« Un bref instant de splendeur », la délicatesse du chaos

Titre : Un bref instant de splendeur
Auteur :  Ocean Vuong
Editions : Folio
Date de parution : 18 août 2022
Genre : Roman

Salué par les critiques d’abord aux États-Unis puis en France, cet ovni littéraire sort enfin en format poche pour le plus grand bonheur des petites bourses et des grands voyageurs. Car, il faut bien le lui reconnaître, Un bref instant de splendeur n’a pas volé ses éloges. Ocean Vuong fait d’une simple lettre qu’il adresse à sa mère, la promesse d’une œuvre complexe naviguant à travers des registres littéraires variés, de la poésie au récit épistolaire en passant par le journal intime.

Héros de sa propre histoire, Vuong raconte les blessures dont il est l’héritier. Sa mère –  trop blanche pour être vietnamienne, trop jaune pour être américaine – est marquée par la violence d’une guerre dont elle est elle-même le produit. Lorsqu’elle émigre aux États-Unis, avec un enfant en bas âge et une vieille femme que les bombardements ont rendue schizophrène, elle ne maîtrise pas l’anglais et parle un vietnamien sommaire. D’une mère qui ne sait s’exprimer que dans l’agressivité à un amant dont le comportement brutal est la marque d’une homosexualité refoulée, Vuong dresse le magnifique portrait de ces personnes qui l’ont fait souffrir autant qu’ils l’ont aimé.

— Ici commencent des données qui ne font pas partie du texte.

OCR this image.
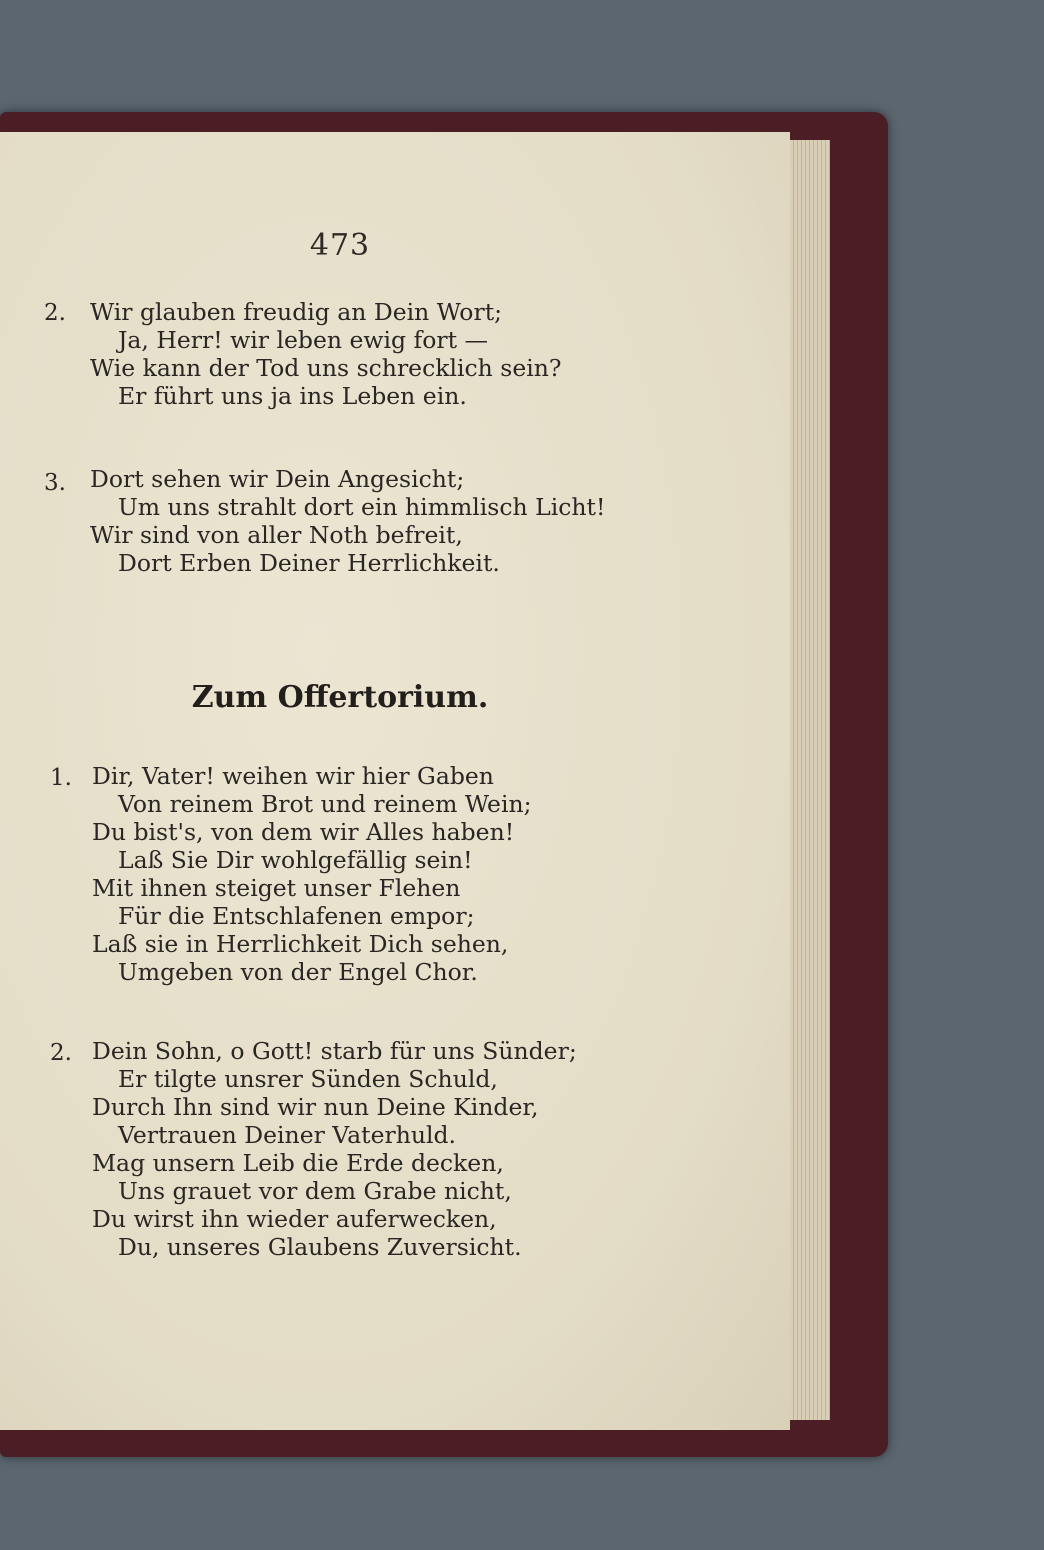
473
2. Wir glauben freudig an Dein Wort;
Ja, Herr! wir leben ewig fort —
Wie kann der Tod uns schrecklich sein?
Er führt uns ja ins Leben ein.
3. Dort sehen wir Dein Angesicht;
Um uns strahlt dort ein himmlisch Licht!
Wir sind von aller Noth befreit,
Dort Erben Deiner Herrlichkeit.
Zum Offertorium.
1. Dir, Vater! weihen wir hier Gaben
Von reinem Brot und reinem Wein;
Du bist's, von dem wir Alles haben!
Laß Sie Dir wohlgefällig sein!
Mit ihnen steiget unser Flehen
Für die Entschlafenen empor;
Laß sie in Herrlichkeit Dich sehen,
Umgeben von der Engel Chor.
2. Dein Sohn, o Gott! starb für uns Sünder;
Er tilgte unsrer Sünden Schuld,
Durch Ihn sind wir nun Deine Kinder,
Vertrauen Deiner Vaterhuld.
Mag unsern Leib die Erde decken,
Uns grauet vor dem Grabe nicht,
Du wirst ihn wieder auferwecken,
Du, unseres Glaubens Zuversicht.
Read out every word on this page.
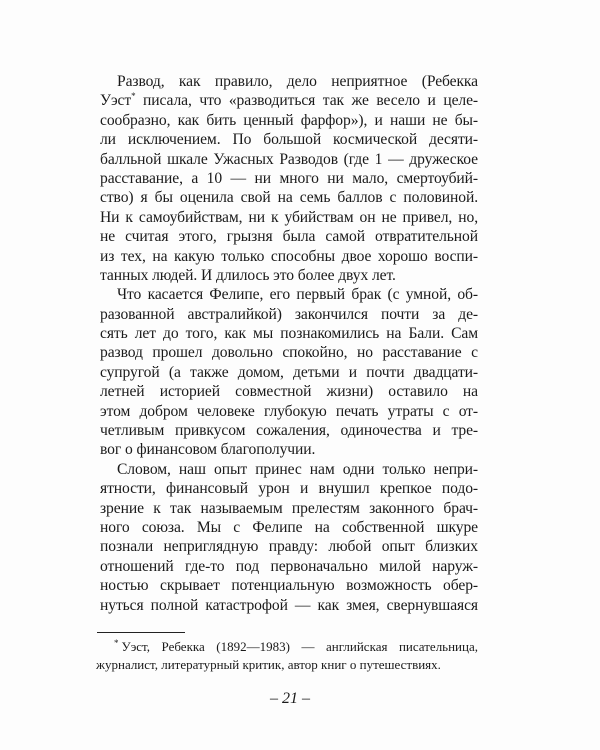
Развод, как правило, дело неприятное (Ребекка
Уэст* писала, что «разводиться так же весело и целе-
сообразно, как бить ценный фарфор»), и наши не бы-
ли исключением. По большой космической десяти-
балльной шкале Ужасных Разводов (где 1 — дружеское
расставание, а 10 — ни много ни мало, смертоубий-
ство) я бы оценила свой на семь баллов с половиной.
Ни к самоубийствам, ни к убийствам он не привел, но,
не считая этого, грызня была самой отвратительной
из тех, на какую только способны двое хорошо воспи-
танных людей. И длилось это более двух лет.
Что касается Фелипе, его первый брак (с умной, об-
разованной австралийкой) закончился почти за де-
сять лет до того, как мы познакомились на Бали. Сам
развод прошел довольно спокойно, но расставание с
супругой (а также домом, детьми и почти двадцати-
летней историей совместной жизни) оставило на
этом добром человеке глубокую печать утраты с от-
четливым привкусом сожаления, одиночества и тре-
вог о финансовом благополучии.
Словом, наш опыт принес нам одни только непри-
ятности, финансовый урон и внушил крепкое подо-
зрение к так называемым прелестям законного брач-
ного союза. Мы с Фелипе на собственной шкуре
познали неприглядную правду: любой опыт близких
отношений где-то под первоначально милой наруж-
ностью скрывает потенциальную возможность обер-
нуться полной катастрофой — как змея, свернувшаяся
* Уэст, Ребекка (1892—1983) — английская писательница,
журналист, литературный критик, автор книг о путешествиях.
– 21 –
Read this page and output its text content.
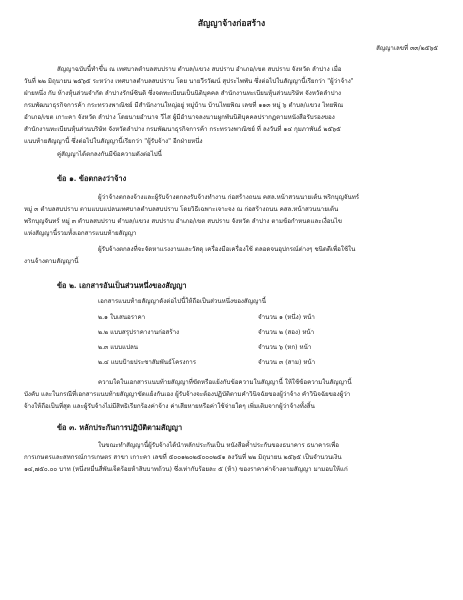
สัญญาจ้างก่อสร้าง
สัญญาเลขที่ ๓๓/๒๕๖๕
สัญญาฉบับนี้ทำขึ้น ณ เทศบาลตำบลสบปราบ ตำบล/แขวง สบปราบ อำเภอ/เขต สบปราบ จังหวัด ลำปาง เมื่อ
วันที่ ๒๒ มิถุนายน ๒๕๖๕ ระหว่าง เทศบาลตำบลสบปราบ โดย นายวีรวัฒน์ สุประไพพัน ซึ่งต่อไปในสัญญานี้เรียกว่า "ผู้ว่าจ้าง"
ฝ่ายหนึ่ง กับ ห้างหุ้นส่วนจำกัด ลำปางรักษ์ซินดิ ซึ่งจดทะเบียนเป็นนิติบุคคล สำนักงานทะเบียนหุ้นส่วนบริษัท จังหวัดลำปาง
กรมพัฒนาธุรกิจการค้า กระทรวงพาณิชย์ มีสำนักงานใหญ่อยู่ หมู่บ้าน บ้านไทยพิณ เลขที่ ๑๑๓ หมู่ ๖ ตำบล/แขวง ไทยพิณ
อำเภอ/เขต เกาะคา จังหวัด ลำปาง โดยนายอำนาจ วีไส ผู้มีอำนาจลงนามผูกพันนิติบุคคลปรากฏตามหนังสือรับรองของ
สำนักงานทะเบียนหุ้นส่วนบริษัท จังหวัดลำปาง กรมพัฒนาธุรกิจการค้า กระทรวงพาณิชย์ ที่ ลงวันที่ ๑๔ กุมภาพันธ์ ๒๕๖๕
แนบท้ายสัญญานี้ ซึ่งต่อไปในสัญญานี้เรียกว่า "ผู้รับจ้าง" อีกฝ่ายหนึ่ง
คู่สัญญาได้ตกลงกันมีข้อความดังต่อไปนี้
ข้อ ๑. ข้อตกลงว่าจ้าง
ผู้ว่าจ้างตกลงจ้างและผู้รับจ้างตกลงรับจ้างทำงาน ก่อสร้างถนน คสล.หน้าสวนนายเต้น พริกบุญจันทร์
หมู่ ๓ ตำบลสบปราบ ตามแบบแปลนเทศบาลตำบลสบปราบ โดยวิธีเฉพาะเจาะจง ณ ก่อสร้างถนน คสล.หน้าสวนนายเต้น
พริกบุญจันทร์ หมู่ ๓ ตำบลสบปราบ ตำบล/แขวง สบปราบ อำเภอ/เขต สบปราบ จังหวัด ลำปาง ตามข้อกำหนดและเงื่อนไข
แห่งสัญญานี้รวมทั้งเอกสารแนบท้ายสัญญา
ผู้รับจ้างตกลงที่จะจัดหาแรงงานและวัสดุ เครื่องมือเครื่องใช้ ตลอดจนอุปกรณ์ต่างๆ ชนิดดีเพื่อใช้ใน
งานจ้างตามสัญญานี้
ข้อ ๒. เอกสารอันเป็นส่วนหนึ่งของสัญญา
เอกสารแนบท้ายสัญญาดังต่อไปนี้ให้ถือเป็นส่วนหนึ่งของสัญญานี้
๒.๑ ใบเสนอราคา	จำนวน ๑ (หนึ่ง) หน้า
๒.๒ แบบสรุปราคางานก่อสร้าง	จำนวน ๒ (สอง) หน้า
๒.๓ แบบแปลน	จำนวน ๖ (หก) หน้า
๒.๔ แบบป้ายประชาสัมพันธ์โครงการ	จำนวน ๓ (สาม) หน้า
ความใดในเอกสารแนบท้ายสัญญาที่ขัดหรือแย้งกับข้อความในสัญญานี้ ให้ใช้ข้อความในสัญญานี้
บังคับ และในกรณีที่เอกสารแนบท้ายสัญญาขัดแย้งกันเอง ผู้รับจ้างจะต้องปฏิบัติตามคำวินิจฉัยของผู้ว่าจ้าง คำวินิจฉัยของผู้ว่า
จ้างให้ถือเป็นที่สุด และผู้รับจ้างไม่มีสิทธิเรียกร้องค่าจ้าง ค่าเสียหายหรือค่าใช้จ่ายใดๆ เพิ่มเติมจากผู้ว่าจ้างทั้งสิ้น
ข้อ ๓. หลักประกันการปฏิบัติตามสัญญา
ในขณะทำสัญญานี้ผู้รับจ้างได้นำหลักประกันเป็น หนังสือค้ำประกันของธนาคาร ธนาคารเพื่อ
การเกษตรและสหกรณ์การเกษตร สาขา เกาะคา เลขที่ ๕๐๐๑๒๐๒๕๐๐๐๒๕๑ ลงวันที่ ๒๒ มิถุนายน ๒๕๖๕ เป็นจำนวนเงิน
๑๔,๗๕๐.๐๐ บาท (หนึ่งหมื่นสี่พันเจ็ดร้อยห้าสิบบาทถ้วน) ซึ่งเท่ากับร้อยละ ๕ (ห้า) ของราคาค่าจ้างตามสัญญา มามอบให้แก่
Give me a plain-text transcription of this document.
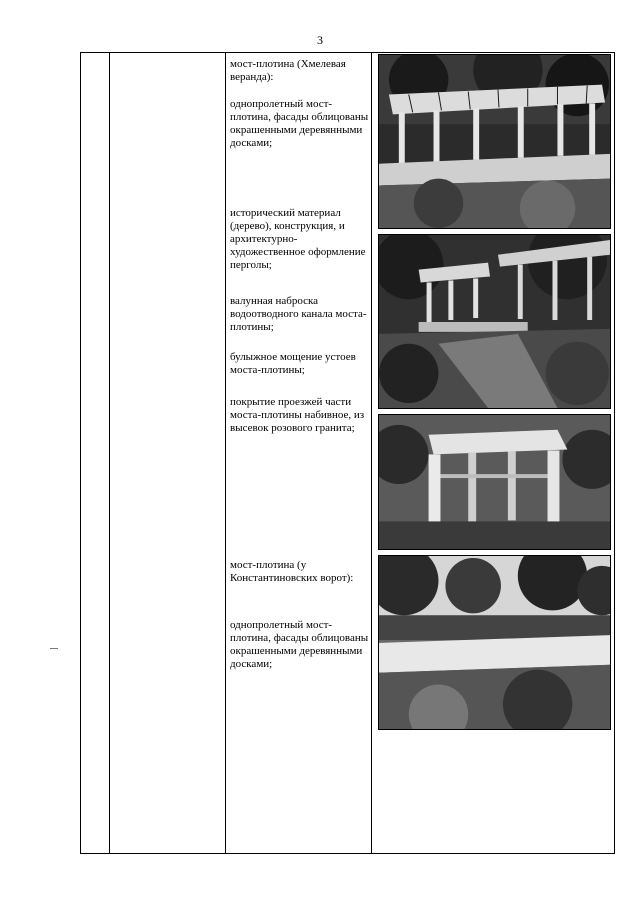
3

мост-плотина (Хмелевая веранда):

однопролетный мост-плотина, фасады облицованы окрашенными деревянными досками;

исторический материал (дерево), конструкция, и архитектурно-художественное оформление перголы;

валунная наброска водоотводного канала моста-плотины;

булыжное мощение устоев моста-плотины;

покрытие проезжей части моста-плотины набивное, из высевок розового гранита;

мост-плотина (у Константиновских ворот):

однопролетный мост-плотина, фасады облицованы окрашенными деревянными досками;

De la douleur, il y en a. Mais cette douleur n’a ni couleur, ni nationalité. Certes, l’histoire de Vuong n’est pas indépendante de celle d’un pays ravagé par les incursions militaires et brûlé au napalm. Mais ce Vietnam qui criait sous les bombes n’a rien à envier à une Amérique d’aujourd’hui, rurale et précarisée, jetée en pâture aux entreprises pharmaceutiques. Dans ce roman, la guerre du Vietnam se tient debout, défiant celle des opiacés qui a consumé une partie du pays de la liberté.

Vuong nous explique comment de la faiblesse de sa mère analphabète, il a fait une force. Après tout, ne prenons-nous pas réellement conscience de l’importance d’un mot que lorsque nous ne savons pas comment l’employer ? Cette langue dont il s’est servi pour se défendre ; dans son livre, il l’utilise afin de se rendre. Il baisse les armes. Et pour la sincérité de son écriture, on lui pardonne même certains excès de zèle. Mais pas seulement. Pour la richesse aussi.

Compilation fragmentée des souvenirs de l’auteur – qu’il noie dans ceux de sa famille puisqu’il semble que sa propre existence est le fruit d’une histoire qu’il n’a lui-même pas vécu – Un bref instant de splendeur s’élève comme une exploration au-delà des limites dressées par les genres littéraires. Le « nous » côtoie le « je » et le « tu », sans transition mais toujours avec cohérence. Il prend des risques sans jamais tomber dans les pièges d’une introspection égoïste, incompréhensible mais salvatrice pour son auteur. Vuong signe une autobiographie bouleversante qui laisse penser que dans ce qu’il y a de plus malheureux, se trouve toujours un bref instant de splendeur.